Атаман и глазом не повел, его не смутила жесткая речь Ивашки. Наоборот, он вздохнул сейчас с явным облегчением. Он был готов к этому трудному разговору, но только не решался его начать. Ответил Родион не сразу: обдумывал хорошенько, что сказать.
— На пищали клейма нету-ка. Вот и гадай, чья она. Мунгату ж и его Хызанче какая вера, коли они ни в чем не прямят государю, из-под Красного Яра к киргизам подались. Так бы я молвил и тебе, и воеводе. Мне ведь иное говорить не подобает: знаешь, поди, что полагается за такой торг. Но тебе, Ивашко, откроюсь: поменял ту пищаль на десяток соболей. И греха в той мене не вижу. Не у нас пищаль купят люди киргизские, так у тех же джунгар, да по малой цене супротив нашего.
— Из наших пищалей да по городу и стрелять будут? — повысив голос, сурово спросил Ивашко.
— Оно так, — немного подумав, спокойно ответил Родион. — Да ведь и Красный Яр не Москва, где царское слово блюдется нерушимо.

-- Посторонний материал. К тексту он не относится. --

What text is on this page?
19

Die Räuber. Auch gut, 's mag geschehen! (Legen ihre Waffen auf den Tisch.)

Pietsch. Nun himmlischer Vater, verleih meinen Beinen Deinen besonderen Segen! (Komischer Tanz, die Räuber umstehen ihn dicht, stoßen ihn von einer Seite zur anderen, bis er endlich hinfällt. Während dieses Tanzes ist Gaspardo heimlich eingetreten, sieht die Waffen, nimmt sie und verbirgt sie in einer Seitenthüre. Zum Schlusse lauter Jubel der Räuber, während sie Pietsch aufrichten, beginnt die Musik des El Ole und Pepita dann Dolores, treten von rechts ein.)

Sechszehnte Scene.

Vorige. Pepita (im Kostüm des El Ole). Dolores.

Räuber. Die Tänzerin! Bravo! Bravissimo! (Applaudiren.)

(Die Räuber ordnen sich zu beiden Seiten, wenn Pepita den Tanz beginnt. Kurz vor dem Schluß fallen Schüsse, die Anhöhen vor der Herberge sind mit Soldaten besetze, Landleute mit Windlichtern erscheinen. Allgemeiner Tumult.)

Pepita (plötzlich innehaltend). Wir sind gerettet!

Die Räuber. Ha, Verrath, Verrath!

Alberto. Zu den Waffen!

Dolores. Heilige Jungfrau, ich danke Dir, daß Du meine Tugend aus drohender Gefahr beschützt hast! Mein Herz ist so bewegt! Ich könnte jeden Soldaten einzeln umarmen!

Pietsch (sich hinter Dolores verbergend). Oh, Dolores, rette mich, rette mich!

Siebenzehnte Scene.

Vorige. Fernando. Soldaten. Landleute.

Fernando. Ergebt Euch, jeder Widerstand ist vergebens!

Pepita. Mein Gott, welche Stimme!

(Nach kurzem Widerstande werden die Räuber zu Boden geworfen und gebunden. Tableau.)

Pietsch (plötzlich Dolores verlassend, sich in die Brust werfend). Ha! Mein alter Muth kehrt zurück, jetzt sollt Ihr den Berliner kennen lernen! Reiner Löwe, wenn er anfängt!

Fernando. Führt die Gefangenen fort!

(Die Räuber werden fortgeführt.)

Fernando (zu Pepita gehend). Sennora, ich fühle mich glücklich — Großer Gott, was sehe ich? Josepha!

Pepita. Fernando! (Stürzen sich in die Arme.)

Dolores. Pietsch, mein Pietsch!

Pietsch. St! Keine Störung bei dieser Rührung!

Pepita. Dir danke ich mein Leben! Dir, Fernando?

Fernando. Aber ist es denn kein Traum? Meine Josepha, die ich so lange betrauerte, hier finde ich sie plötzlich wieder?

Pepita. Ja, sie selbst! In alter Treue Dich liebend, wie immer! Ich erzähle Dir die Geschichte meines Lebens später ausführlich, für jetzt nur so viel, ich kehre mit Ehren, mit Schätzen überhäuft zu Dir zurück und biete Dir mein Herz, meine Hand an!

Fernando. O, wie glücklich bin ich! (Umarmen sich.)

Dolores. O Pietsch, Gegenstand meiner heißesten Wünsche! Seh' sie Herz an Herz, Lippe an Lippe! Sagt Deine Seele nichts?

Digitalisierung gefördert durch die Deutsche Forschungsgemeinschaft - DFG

Вон царев указ на острожное ставление пришел. А ведь опять мы острога не срубим.
Верещага понимающе хмыкнул, по-дружески подмигнул Родиону.
— Само собой, ватаман.
— Един Бог без греха, — сказал Родион, положив тяжелую руку на Ивашкино плечо.

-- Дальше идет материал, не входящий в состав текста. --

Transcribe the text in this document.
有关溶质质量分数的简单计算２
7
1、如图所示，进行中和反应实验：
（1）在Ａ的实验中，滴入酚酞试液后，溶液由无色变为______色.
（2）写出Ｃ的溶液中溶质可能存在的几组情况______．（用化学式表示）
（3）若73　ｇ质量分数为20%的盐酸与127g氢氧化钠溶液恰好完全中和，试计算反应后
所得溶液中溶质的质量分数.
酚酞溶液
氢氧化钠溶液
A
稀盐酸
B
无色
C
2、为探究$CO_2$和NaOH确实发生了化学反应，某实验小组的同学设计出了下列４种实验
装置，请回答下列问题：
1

Ивашко убрал его руку и отстранился:
— Нельзя покрывать измену. Выдам я тебя воеводе, Родион Иванович, коли уж услышал про дела твои воровские.
— Выдавай, залихват, молить тебя не стану, сроду никого не молил, кроме Бога, — норов мой тому супротивник. А убить тебя убью, — круто взметнув бровь, проговорил Родион с холодной решимостью. И понял Ивашко: атаман не просто пугает, он убьет, ему терять нечего. Но не дрогнул Ивашко — ответил атаману так же смело:
— Не боюсь тебя.
— Бес ты. Пошто ж на Москве не помер, в эку даль ехал! — и к Верещаге: — Да неужто он глупый?
Наступило тягостное молчание, которое первым нарушил Родион, сердце у него было хоть и крутое, но отходчивое.
— Упрям. Дай срок — привезу ту пищаль в город, тебе подарю: все одно Мунгат не шлет соболишек.
— Нельзя воеводе наушничать на ватамана, — тихо, но твердо сказал Верещага.
— Мне пищаль не в корысть! — отмахнувшись от него, как от назойливой мухи, выкрикнул Ивашко.
— Чего ж тебе надобно? — вскочил атаман, закипая. — Чертов ты киргиз! Может, пулю хочешь? — и рванул пистоль из-за пояса.
Ивашко — рукою за свой пистоль. Постояли друг против друга свирепые, словно разъяренные быки. И Родион не выдержал — вдруг рассмеялся:
— Дурачок ты! Да сказывай уж все воеводе. Может, полегче станет, ежели меня на козла кинут али того хуже — на плаху.
Ивашко с чувством неимоверной усталости во всем теле бросил пистоль на лавку, словно он жег ему руку. Родион сердито сплюнул и выскочил за дверь.